Sedangkan dampak yang terjadi bila pernikahan tidak dicatatkan secara sosiolgis, religious dan yuridis adalah
Secara sosiologis bahwa adanya suatu perkawinan itu diakui keberadaannya dilihat dari dua perspektif, yaitu pengakuan dari masyarakat dan dari pemerintah. Pertama, pengakuan dari masyarakat itu penting, dikarenakan pada hakekatnya manusia itu adalah makhluk sosial dimana tidak luput dari interaksi sesamanya. Jadi dampak sosiologis bila suatu perkawian tidak dicatatkan secara sosiologis, tidak dapat pengakuan masyarakat maupun pemerintahan dan bisa menimbulkan cemooh dan pengakuan itu juga tidak bisa dipungkiri untuk dihindari, tidak mendapatkan kepastian hukum jika suatu hari mendapatkan sengketa.

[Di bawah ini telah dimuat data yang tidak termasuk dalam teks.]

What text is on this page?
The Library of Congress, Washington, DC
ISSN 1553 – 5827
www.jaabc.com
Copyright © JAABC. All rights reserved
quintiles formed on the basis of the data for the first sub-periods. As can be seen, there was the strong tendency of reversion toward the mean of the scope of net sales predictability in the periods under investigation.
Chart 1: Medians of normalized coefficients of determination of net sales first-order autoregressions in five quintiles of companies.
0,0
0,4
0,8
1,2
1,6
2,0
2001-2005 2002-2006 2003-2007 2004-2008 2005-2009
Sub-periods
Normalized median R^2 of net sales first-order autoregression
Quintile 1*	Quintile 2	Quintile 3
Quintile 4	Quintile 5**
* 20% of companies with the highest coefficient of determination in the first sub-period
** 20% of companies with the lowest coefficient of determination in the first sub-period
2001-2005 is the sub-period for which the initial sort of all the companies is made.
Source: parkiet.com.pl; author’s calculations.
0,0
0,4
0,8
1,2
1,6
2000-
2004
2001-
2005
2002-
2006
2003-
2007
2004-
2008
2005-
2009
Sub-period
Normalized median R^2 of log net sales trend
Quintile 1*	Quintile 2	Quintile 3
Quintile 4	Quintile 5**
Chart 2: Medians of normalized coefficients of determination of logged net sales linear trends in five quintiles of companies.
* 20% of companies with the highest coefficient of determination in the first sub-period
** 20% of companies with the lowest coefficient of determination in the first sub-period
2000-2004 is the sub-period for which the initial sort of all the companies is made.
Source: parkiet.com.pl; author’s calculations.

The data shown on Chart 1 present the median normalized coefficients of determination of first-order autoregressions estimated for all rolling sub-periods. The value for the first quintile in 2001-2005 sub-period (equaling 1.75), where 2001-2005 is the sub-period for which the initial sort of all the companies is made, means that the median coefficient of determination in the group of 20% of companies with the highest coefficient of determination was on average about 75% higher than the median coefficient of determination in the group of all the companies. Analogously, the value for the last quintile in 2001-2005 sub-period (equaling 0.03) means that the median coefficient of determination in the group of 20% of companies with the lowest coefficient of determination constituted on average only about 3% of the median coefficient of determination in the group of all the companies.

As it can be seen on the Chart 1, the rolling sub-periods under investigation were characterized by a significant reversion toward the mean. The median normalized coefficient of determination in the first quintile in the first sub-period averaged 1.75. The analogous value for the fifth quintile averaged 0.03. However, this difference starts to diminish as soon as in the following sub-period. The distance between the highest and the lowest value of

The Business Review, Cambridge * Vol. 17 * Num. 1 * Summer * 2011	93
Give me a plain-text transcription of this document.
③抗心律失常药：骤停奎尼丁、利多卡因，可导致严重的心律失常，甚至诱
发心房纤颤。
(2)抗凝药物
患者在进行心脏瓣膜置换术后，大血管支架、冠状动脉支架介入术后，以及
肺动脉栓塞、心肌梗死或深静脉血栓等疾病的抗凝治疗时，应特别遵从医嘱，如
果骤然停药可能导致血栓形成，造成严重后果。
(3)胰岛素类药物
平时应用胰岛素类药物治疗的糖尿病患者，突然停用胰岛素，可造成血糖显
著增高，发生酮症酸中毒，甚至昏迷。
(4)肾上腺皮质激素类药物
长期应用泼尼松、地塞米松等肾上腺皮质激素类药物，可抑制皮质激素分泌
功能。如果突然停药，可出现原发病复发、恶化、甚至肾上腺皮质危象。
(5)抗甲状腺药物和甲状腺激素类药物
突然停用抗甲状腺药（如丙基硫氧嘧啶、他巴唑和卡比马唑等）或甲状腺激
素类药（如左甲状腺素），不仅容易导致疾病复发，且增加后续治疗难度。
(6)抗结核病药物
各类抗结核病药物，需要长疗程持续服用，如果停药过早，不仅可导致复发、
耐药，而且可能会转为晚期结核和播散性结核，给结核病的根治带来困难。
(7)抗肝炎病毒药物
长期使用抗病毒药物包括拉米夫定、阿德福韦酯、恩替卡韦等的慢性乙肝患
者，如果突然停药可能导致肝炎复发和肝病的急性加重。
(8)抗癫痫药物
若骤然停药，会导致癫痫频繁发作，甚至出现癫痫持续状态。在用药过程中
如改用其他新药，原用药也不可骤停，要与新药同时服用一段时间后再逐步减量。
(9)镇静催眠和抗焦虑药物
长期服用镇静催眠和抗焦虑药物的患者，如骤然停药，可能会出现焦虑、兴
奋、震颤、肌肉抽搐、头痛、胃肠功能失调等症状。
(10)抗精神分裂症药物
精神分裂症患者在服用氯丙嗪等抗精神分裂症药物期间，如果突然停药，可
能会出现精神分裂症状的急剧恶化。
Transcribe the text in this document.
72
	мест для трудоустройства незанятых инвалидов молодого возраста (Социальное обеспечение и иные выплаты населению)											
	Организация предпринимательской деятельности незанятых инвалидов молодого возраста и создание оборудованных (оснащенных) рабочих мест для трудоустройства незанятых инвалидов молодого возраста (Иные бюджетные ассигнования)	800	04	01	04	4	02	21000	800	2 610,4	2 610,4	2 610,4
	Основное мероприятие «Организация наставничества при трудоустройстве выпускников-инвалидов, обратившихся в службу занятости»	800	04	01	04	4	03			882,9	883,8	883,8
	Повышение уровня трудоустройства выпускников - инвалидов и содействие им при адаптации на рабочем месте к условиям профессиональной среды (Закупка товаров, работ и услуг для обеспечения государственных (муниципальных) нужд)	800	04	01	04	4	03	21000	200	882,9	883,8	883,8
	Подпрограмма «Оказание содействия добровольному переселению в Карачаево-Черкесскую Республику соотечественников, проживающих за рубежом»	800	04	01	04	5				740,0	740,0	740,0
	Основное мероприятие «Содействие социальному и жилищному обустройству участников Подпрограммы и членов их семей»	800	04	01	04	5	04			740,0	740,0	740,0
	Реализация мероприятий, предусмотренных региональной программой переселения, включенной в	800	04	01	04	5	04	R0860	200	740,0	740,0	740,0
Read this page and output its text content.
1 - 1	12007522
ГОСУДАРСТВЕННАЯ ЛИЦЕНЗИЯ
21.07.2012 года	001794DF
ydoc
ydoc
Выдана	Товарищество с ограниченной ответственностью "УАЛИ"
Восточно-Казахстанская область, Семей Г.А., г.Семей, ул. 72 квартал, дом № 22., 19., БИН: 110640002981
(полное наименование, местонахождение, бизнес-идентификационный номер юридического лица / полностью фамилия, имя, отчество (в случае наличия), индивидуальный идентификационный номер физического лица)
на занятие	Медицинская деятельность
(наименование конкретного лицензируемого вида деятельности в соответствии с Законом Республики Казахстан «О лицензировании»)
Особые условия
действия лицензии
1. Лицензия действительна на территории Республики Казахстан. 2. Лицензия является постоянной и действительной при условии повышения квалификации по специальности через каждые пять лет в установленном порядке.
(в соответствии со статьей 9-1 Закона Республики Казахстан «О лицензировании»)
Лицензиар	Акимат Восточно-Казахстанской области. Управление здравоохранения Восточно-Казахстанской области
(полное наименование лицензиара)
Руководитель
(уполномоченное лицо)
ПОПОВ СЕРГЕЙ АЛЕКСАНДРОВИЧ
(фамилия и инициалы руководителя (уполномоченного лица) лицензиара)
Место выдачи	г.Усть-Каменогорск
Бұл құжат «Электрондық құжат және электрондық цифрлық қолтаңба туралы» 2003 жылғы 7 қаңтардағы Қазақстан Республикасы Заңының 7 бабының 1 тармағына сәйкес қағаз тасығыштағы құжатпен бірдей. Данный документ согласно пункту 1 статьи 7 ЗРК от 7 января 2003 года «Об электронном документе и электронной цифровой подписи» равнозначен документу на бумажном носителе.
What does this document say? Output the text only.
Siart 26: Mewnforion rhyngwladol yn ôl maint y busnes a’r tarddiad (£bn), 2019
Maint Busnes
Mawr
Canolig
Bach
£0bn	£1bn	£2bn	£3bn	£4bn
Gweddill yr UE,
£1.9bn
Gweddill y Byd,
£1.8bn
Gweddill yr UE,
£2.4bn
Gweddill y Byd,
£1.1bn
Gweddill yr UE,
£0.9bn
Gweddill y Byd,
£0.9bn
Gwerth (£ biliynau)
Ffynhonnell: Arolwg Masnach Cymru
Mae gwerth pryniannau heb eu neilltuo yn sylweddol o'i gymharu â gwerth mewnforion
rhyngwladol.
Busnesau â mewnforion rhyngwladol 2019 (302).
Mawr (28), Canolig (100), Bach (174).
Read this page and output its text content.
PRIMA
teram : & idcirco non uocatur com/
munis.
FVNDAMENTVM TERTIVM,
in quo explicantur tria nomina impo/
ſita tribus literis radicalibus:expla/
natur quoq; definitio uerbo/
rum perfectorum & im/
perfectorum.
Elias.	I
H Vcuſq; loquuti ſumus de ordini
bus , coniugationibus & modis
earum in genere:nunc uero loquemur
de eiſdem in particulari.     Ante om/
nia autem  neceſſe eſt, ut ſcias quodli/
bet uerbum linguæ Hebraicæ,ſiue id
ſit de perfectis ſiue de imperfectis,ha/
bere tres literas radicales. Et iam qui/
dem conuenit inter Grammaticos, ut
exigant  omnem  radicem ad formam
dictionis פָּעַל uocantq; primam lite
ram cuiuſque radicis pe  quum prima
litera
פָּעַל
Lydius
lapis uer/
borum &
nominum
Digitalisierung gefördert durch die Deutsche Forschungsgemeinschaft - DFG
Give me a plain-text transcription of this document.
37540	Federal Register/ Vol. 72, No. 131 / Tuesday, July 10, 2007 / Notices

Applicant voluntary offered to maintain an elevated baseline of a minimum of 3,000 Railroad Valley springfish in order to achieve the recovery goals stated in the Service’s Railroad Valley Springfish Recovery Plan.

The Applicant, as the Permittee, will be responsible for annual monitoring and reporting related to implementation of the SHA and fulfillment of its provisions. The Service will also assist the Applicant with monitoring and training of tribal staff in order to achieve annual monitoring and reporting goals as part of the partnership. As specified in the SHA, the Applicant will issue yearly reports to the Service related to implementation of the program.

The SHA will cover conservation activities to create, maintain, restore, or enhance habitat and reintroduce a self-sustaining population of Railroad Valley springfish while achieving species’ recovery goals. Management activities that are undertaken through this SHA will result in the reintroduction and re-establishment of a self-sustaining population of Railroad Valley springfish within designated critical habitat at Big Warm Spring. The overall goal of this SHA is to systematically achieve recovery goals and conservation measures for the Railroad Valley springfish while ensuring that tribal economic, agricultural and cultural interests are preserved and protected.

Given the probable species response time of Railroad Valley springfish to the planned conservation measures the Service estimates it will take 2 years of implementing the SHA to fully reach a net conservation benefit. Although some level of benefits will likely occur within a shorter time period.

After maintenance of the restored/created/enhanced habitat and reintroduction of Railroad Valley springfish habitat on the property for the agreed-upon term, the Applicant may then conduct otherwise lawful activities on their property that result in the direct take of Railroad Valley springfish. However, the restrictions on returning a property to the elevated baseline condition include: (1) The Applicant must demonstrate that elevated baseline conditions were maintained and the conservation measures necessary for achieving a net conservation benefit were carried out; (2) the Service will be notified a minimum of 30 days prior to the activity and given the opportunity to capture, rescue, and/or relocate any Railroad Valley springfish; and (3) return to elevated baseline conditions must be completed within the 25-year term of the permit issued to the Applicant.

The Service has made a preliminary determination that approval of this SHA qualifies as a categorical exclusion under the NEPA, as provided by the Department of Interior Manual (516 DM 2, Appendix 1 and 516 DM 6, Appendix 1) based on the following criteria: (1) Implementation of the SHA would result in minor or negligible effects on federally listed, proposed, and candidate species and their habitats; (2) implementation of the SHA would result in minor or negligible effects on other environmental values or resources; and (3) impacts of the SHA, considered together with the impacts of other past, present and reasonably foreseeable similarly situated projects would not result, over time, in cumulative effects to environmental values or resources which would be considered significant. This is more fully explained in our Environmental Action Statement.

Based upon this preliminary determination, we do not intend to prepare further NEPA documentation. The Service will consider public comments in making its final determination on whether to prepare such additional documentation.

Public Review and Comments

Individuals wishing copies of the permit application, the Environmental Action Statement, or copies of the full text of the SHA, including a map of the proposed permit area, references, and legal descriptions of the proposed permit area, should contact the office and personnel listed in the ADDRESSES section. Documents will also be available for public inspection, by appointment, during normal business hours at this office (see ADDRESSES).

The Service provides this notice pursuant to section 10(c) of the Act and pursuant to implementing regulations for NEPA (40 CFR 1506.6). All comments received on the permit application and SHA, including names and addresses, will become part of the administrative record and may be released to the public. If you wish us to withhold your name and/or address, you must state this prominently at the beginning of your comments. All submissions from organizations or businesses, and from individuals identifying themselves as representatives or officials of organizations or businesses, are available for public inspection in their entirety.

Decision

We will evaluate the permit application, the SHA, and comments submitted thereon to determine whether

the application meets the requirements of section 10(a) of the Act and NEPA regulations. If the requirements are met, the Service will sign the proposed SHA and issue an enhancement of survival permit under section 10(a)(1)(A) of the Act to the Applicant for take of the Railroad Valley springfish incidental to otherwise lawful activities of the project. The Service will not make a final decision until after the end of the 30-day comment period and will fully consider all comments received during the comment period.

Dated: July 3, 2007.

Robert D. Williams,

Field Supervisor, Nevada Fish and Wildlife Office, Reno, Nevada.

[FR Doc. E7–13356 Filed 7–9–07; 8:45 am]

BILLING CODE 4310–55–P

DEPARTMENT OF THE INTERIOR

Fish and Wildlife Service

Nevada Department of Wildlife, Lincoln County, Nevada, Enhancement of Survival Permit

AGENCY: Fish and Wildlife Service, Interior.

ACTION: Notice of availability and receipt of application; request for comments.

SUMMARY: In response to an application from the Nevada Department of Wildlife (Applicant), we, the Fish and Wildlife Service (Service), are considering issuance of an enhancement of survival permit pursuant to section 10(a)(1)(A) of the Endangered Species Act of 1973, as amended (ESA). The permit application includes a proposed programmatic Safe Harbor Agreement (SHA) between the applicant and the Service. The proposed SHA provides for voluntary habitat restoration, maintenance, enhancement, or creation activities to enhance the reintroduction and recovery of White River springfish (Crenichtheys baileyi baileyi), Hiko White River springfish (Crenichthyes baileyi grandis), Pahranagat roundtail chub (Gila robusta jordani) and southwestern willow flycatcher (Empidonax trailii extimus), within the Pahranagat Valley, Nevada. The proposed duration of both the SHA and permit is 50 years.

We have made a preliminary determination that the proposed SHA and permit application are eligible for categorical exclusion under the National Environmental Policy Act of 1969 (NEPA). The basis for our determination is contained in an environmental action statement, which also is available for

Sedangkan dampak secara religious (agama) dari tidak adanya pencatatan perkawinan memang tidak begitu mengurusi akan tetapi agama Islam juga mengajari umatnya untuk mematuhi peraturan yang ada demi tegaknya kenyamanan dan jaminan hidup bernegara. Karena Islam cinta dengan kedamaian.
Kemudian dampak secara yuridis, jika perkawinan tidak ada pencatatan perkawinan maka tidak adanya atau tidak diberlakukannya fungsi negara tersebut untuk memberikan jaminan perlindungan, penegakan dan pemenuhan hak asasi manusia yang bersangkutan dimana hal tersebut menjadi tanggung jawab negara dan harus dilakukan sesuai dengan prinsip negara hukum yang demokratis yang diatur dalam peraturan perundang-undangan pasal 281 ayat (4) dan ayat (5) UUD 1945.